Die zur mündlichen Verhandlung nicht erschienene Beklagte hat unter Bezugnahme auf die Ausführungen in dem angefochtenen Bescheid schriftsätzlich beantragt,

die Klage abzuweisen.

Wegen der weiteren Einzelheiten des Sachverhalts wird Bezug genommen auf den Inhalt der Gerichtsakte sowie der beigezogenen Verwaltungsunterlagen, der Gegenstand der mündlichen Verhandlung war.

Entscheidungsgründe

Die zulässige Verpflichtungsklage, über die trotz Ausbleibens der Beklagten in der mündlichen Verhandlung verhandelt und entschieden werden konnte, da sie unter Hinweis auf die Rechtsfolgen des § 102 Abs. 2 VwGO ordnungsgemäß geladen wurde, ist unbegründet.

Der Bescheid des Bundesamtes der Beklagten vom 18.07.2017 ist rechtmäßig.

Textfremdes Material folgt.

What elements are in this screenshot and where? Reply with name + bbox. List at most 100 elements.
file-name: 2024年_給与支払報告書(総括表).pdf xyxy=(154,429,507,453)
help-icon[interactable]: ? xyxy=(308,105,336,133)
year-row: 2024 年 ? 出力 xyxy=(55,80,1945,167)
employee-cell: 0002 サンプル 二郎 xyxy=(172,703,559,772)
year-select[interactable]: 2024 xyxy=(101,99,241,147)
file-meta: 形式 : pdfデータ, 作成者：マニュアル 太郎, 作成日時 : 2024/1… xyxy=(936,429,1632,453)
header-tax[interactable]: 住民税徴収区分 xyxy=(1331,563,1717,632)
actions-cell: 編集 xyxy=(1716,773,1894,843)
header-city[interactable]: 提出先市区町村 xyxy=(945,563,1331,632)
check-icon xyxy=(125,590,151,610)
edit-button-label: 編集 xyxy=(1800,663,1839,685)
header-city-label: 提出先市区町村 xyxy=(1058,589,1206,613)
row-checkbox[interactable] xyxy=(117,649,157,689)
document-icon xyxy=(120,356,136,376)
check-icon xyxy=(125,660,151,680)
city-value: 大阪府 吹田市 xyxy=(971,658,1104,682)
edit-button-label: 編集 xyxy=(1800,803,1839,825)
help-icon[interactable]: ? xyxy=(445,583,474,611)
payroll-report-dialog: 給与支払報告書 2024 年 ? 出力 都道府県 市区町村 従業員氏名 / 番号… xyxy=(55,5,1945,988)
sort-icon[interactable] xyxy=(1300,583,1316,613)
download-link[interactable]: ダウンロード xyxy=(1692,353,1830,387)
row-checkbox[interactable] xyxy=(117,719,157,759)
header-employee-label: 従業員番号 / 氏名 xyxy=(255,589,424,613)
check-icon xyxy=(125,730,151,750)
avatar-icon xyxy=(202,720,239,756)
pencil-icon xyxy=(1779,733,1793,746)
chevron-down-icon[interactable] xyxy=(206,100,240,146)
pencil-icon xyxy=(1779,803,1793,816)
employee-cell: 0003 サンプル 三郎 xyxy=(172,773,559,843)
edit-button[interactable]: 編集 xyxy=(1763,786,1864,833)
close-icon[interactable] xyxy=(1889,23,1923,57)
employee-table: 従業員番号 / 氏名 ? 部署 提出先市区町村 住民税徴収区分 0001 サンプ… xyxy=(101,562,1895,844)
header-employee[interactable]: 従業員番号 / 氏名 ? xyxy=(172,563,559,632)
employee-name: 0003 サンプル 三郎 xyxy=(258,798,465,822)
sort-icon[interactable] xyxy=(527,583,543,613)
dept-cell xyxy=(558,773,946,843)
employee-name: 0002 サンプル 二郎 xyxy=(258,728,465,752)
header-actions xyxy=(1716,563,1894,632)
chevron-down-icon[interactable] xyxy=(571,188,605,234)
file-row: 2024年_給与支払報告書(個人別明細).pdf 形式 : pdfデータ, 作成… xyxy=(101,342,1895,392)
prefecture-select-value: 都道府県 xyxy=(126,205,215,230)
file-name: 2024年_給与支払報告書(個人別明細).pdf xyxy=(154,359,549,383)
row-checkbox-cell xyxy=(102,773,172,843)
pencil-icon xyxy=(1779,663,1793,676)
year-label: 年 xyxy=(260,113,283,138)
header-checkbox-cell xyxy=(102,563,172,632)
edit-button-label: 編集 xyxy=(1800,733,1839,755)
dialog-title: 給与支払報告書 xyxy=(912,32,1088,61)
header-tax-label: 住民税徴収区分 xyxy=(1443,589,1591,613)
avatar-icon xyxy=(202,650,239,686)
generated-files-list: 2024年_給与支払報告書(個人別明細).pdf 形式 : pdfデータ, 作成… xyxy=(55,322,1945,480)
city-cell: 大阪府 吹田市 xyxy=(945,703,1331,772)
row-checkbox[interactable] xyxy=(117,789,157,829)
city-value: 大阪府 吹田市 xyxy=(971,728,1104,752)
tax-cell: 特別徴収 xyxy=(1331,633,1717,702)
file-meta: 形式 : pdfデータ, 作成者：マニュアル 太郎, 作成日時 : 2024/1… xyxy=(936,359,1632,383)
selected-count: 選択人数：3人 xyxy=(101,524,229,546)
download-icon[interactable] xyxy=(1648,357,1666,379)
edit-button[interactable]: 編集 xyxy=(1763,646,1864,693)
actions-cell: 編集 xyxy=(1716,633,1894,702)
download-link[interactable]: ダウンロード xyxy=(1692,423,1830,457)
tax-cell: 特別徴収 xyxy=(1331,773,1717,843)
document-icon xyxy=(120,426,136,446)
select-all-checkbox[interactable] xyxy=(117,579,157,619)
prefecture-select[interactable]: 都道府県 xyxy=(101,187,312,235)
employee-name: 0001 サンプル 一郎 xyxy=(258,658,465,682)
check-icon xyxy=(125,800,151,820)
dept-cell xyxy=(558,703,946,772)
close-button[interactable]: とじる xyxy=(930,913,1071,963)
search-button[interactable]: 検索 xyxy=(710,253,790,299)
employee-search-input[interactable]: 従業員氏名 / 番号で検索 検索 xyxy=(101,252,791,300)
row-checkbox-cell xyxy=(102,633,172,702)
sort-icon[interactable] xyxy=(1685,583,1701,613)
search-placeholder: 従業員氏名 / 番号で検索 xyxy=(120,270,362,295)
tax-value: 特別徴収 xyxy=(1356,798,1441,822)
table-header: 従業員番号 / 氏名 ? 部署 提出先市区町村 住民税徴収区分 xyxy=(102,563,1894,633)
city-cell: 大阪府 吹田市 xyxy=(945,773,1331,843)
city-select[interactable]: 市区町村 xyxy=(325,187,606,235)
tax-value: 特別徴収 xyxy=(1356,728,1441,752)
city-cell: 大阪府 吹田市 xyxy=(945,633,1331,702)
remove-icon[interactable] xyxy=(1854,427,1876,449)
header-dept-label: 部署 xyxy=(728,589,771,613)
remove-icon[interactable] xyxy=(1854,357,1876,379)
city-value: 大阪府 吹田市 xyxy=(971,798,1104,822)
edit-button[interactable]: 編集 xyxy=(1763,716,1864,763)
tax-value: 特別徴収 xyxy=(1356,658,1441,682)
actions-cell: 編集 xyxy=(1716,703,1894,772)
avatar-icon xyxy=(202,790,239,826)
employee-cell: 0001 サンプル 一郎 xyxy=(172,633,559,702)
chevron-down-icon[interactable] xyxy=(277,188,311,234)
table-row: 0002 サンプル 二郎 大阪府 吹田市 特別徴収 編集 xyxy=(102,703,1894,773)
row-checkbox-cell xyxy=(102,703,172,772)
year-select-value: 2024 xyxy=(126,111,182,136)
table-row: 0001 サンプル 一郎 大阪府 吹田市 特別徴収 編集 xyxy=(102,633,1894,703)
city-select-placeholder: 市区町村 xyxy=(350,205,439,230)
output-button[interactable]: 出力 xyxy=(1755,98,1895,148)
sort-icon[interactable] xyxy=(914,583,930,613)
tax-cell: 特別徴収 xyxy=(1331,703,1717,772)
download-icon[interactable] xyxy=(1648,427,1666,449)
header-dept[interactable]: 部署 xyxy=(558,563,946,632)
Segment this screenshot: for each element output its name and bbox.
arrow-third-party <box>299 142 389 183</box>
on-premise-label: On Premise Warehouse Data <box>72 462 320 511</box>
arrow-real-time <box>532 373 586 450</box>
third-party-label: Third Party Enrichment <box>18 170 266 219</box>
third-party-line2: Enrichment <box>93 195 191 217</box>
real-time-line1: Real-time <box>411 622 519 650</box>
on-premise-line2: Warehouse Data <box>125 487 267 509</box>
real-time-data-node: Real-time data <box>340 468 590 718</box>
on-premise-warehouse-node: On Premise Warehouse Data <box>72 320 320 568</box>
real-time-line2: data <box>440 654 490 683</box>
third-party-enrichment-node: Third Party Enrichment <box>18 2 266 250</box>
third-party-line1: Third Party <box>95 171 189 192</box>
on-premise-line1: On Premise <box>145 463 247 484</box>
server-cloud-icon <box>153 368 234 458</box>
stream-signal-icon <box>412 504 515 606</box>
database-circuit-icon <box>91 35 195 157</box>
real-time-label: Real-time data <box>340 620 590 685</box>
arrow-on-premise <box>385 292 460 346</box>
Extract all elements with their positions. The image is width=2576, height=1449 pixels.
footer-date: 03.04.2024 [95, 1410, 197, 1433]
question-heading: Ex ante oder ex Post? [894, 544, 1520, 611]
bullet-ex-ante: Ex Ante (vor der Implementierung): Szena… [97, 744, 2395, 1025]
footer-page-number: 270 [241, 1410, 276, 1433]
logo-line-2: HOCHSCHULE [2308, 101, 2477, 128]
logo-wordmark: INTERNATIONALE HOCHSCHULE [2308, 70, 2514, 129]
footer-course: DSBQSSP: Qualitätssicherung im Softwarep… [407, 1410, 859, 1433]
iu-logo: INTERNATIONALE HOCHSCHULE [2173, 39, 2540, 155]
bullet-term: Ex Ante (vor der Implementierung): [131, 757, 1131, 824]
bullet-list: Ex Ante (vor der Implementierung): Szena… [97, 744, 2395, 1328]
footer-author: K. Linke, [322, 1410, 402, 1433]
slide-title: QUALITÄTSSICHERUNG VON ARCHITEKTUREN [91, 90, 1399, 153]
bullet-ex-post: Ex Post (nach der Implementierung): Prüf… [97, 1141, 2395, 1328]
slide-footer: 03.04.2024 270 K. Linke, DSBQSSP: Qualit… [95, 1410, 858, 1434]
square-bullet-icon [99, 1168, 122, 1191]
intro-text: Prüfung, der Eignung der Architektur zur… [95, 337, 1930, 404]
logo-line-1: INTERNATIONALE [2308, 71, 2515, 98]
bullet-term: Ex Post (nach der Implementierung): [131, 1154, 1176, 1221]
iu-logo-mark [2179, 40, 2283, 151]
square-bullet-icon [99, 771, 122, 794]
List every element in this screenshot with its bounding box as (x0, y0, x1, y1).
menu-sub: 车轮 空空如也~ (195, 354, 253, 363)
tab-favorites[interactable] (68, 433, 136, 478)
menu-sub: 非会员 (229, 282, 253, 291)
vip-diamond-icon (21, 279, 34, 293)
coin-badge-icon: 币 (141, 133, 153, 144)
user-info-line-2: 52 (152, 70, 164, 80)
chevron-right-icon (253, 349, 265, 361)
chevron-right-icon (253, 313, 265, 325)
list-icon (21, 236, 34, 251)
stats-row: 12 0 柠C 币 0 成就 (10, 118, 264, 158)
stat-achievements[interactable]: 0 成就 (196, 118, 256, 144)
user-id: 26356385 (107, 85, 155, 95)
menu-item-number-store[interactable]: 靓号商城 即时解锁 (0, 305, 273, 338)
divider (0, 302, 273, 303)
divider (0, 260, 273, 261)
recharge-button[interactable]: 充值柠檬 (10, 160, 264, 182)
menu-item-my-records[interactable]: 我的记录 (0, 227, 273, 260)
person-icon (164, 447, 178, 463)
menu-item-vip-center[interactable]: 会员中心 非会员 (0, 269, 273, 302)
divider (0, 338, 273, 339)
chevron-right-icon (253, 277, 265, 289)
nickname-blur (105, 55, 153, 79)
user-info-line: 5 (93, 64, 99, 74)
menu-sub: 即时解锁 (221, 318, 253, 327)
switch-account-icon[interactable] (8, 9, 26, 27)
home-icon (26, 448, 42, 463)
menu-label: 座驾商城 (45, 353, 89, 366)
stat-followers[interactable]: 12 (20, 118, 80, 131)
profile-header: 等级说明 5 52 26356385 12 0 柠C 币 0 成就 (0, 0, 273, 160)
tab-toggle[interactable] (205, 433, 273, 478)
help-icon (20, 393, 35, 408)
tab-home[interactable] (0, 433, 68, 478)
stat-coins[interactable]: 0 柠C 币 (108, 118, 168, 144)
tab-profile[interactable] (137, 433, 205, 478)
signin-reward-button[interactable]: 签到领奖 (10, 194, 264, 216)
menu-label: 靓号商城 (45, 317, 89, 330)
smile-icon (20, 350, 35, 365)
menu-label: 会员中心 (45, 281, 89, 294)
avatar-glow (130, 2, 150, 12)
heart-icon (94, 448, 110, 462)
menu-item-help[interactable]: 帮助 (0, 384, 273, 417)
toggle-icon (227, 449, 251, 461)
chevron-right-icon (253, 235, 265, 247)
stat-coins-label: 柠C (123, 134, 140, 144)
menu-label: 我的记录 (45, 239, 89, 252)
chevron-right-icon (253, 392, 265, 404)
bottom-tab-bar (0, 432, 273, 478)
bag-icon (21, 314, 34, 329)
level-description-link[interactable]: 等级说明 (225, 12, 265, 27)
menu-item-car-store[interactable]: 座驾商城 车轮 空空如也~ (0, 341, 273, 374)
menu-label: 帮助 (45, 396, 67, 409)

Der Kläger hat auf der Grundlage der gemäß § 77 Asylgesetz (AsylG) maßgeblichen Sach- und Rechtslage im Zeitpunkt der mündlichen Verhandlung keinen Anspruch auf Zuerkennung der Flüchtlingseigenschaft im Sinne des § 3 Abs. 1 AsylG. In seiner Person liegen auch weder Gründe für die Zuerkennung subsidiären Schutzes nach § 4 Abs. 1 Nrn. 1 bis 3 AsylG noch Abschiebungsverbote nach § 60 Abs. 5 oder § 60 Abs. 7 Satz 1 AufenthG vor.

Zur Begründung wird zur Vermeidung von Wiederholungen auf die zutreffenden Ausführungen in dem angefochtenen Bescheid der Beklagten vom 18.07.2017 verwiesen (§ 77 Abs. 2 AsylG). Der Bescheid enthält eine zutreffende Darstellung der rechtlichen Grundlagen und der jeweiligen Anspruchsvoraussetzungen. Er setzt sich mit dem Vorbringen des Klägers in überzeugender Weise auseinander und stellt die Verhältnisse im Heimatland des Klägers -Ägypten- bezogen auf die aktuelle Erkenntnislage zutreffend dar. Die Ausführungen entsprechen auch der ständigen Rechtsprechung der Kammer zum Herkunftsland(Vgl. nur Urteil vom 22.06.2017 -3 K 2474/16-, das den Prozessbevollmächtigen des Klägers bekannt ist; zur Lage der koptischen Christen, vgl. nur VG Augsburg, Urteil vom 20.03.2018 -Au 6 K 17.34310-, juris; VG Berlin, Urteil vom 20.02.2018 -32 K 79.17.A-; juris, und VG Münster, Urteil vom 15.01.2018 -9 K 2580/16.A-, juris, auf deren Begründung jeweils ergänzend Bezug genommen wird (dort wird eine Gruppenverfolgung koptischer Christen überzeugend verneint und zutreffend auch eine inländische Fluchtalternative in den Großstädten, der Kläger stammt aus Kairo, vgl. Bl. 29 der Verwaltungsunterlagen der Beklagten, bei Übergriffen nicht staatlicher Akteure angenommen)). Das Ergebnis der mündlichen Verhandlung rechtfertigt keine abweichende rechtliche Bewertung, da der Kläger persönlich unentschuldigt nicht erschienen ist und damit zu erkennen gegeben hat, dass er selbst kein Interesse (mehr) an seinem Asylverfahren hat sowie keine Verfolgung befürchtet oder Umstände geltend zu machen hat, die für sein Klagebegehren relevant sein könnten.

Die Kostenentscheidung beruht auf § 154 Abs. 1 VwGO. Gerichtskosten werden gemäß § 83 b AsylG nicht erhoben. Der Ausspruch über die vorläufige Vollstreckbarkeit der Kostenentscheidung stützt sich auf § 167 Abs. 2 VwGO i.V.m. §§ 708 ff. ZPO.